Complex tasks can be decomposed across multiple specialised sub-agents that collaborate, with an orchestrator agent routing tasks and synthesising results. Multi-agent frameworks such as CrewAI, AutoGen, and LangGraph support role-based agent design — for example, a research agent, a code generation agent, and a review agent collaborating on a software development task. Communication between agents may be structured as message passing, shared memory, or hierarchical delegation.

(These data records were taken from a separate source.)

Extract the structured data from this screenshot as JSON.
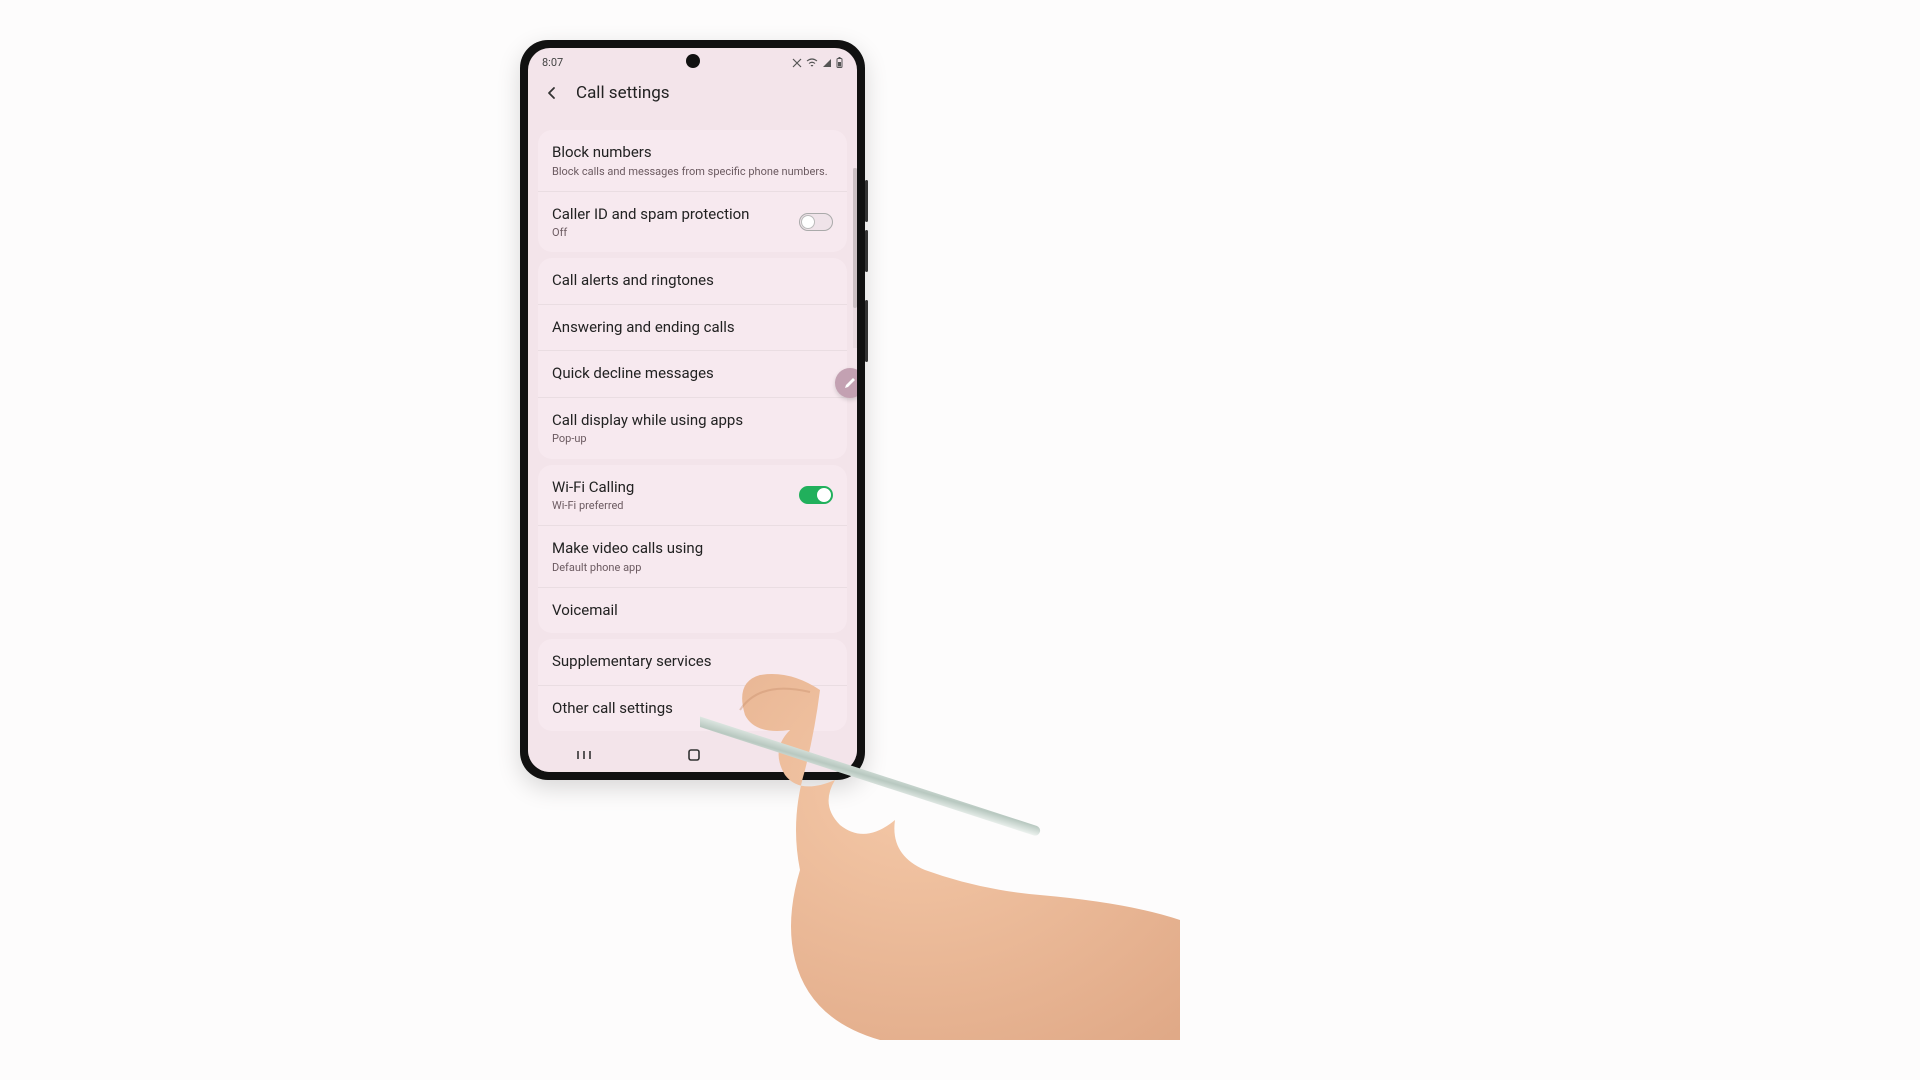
{
  "status": {
    "time": "8:07",
    "icons": [
      "no-sim-icon",
      "wifi-icon",
      "signal-icon",
      "battery-icon"
    ]
  },
  "appbar": {
    "title": "Call settings"
  },
  "groups": [
    {
      "items": [
        {
          "title": "Block numbers",
          "sub": "Block calls and messages from specific phone numbers.",
          "toggle": null
        },
        {
          "title": "Caller ID and spam protection",
          "sub": "Off",
          "toggle": false
        }
      ]
    },
    {
      "items": [
        {
          "title": "Call alerts and ringtones",
          "sub": null,
          "toggle": null
        },
        {
          "title": "Answering and ending calls",
          "sub": null,
          "toggle": null
        },
        {
          "title": "Quick decline messages",
          "sub": null,
          "toggle": null
        },
        {
          "title": "Call display while using apps",
          "sub": "Pop-up",
          "toggle": null
        }
      ]
    },
    {
      "items": [
        {
          "title": "Wi-Fi Calling",
          "sub": "Wi-Fi preferred",
          "toggle": true
        },
        {
          "title": "Make video calls using",
          "sub": "Default phone app",
          "toggle": null
        },
        {
          "title": "Voicemail",
          "sub": null,
          "toggle": null
        }
      ]
    },
    {
      "items": [
        {
          "title": "Supplementary services",
          "sub": null,
          "toggle": null
        },
        {
          "title": "Other call settings",
          "sub": null,
          "toggle": null
        }
      ]
    }
  ],
  "colors": {
    "screen_bg": "#f3e4ea",
    "card_bg": "#f7e9ef",
    "toggle_on": "#21b05c",
    "fab_bg": "#c3a1b2"
  }
}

Key Frameworks and Platforms

LangChain and LlamaIndex provided the earliest production-grade abstractions for building agents in Python, offering modular components for memory, tools, and agent loops. OpenAI's Assistants API (later the Responses API with native tool use) and Anthropic's Agent SDK enable cloud-hosted agent runtimes. Microsoft Copilot Studio and Salesforce Agentforce offer no-code/low-code platforms for building enterprise agents without custom coding. Amazon Bedrock Agents provides a managed AWS-native agent infrastructure.

Safety and Control

Autonomous operation creates new risk categories. Actions taken by agents — sending emails, modifying databases, calling financial APIs — may be difficult to reverse. Best practices include defining explicit permission boundaries (what tools and resources an agent may access), requiring human-in-the-loop approval for high-stakes actions, implementing step and cost limits, logging all tool calls for auditability, and sandboxing code execution environments. The alignment of agent goals with user intent — ensuring agents do what was meant rather than just what was said — is an active research area.

References

  1. Microsoft. (2025). 2025 Work Trend Index: The Year the Frontier Firm Is Born. Microsoft Corporation.
  2. Google & Temasek. (2025). e-Conomy SEA 2025. Google, Temasek, and Bain & Company.
  3. AIBP. (2026). The Age of Autonomous Finance: Malaysia's Ryt Bank Redefines Banking with Full AI Integration. AI in Business Platform.
  4. Wang, L., Ma, C., Feng, X., et al. (2024). A survey on large language model based autonomous agents. Frontiers of Computer Science, 18(6).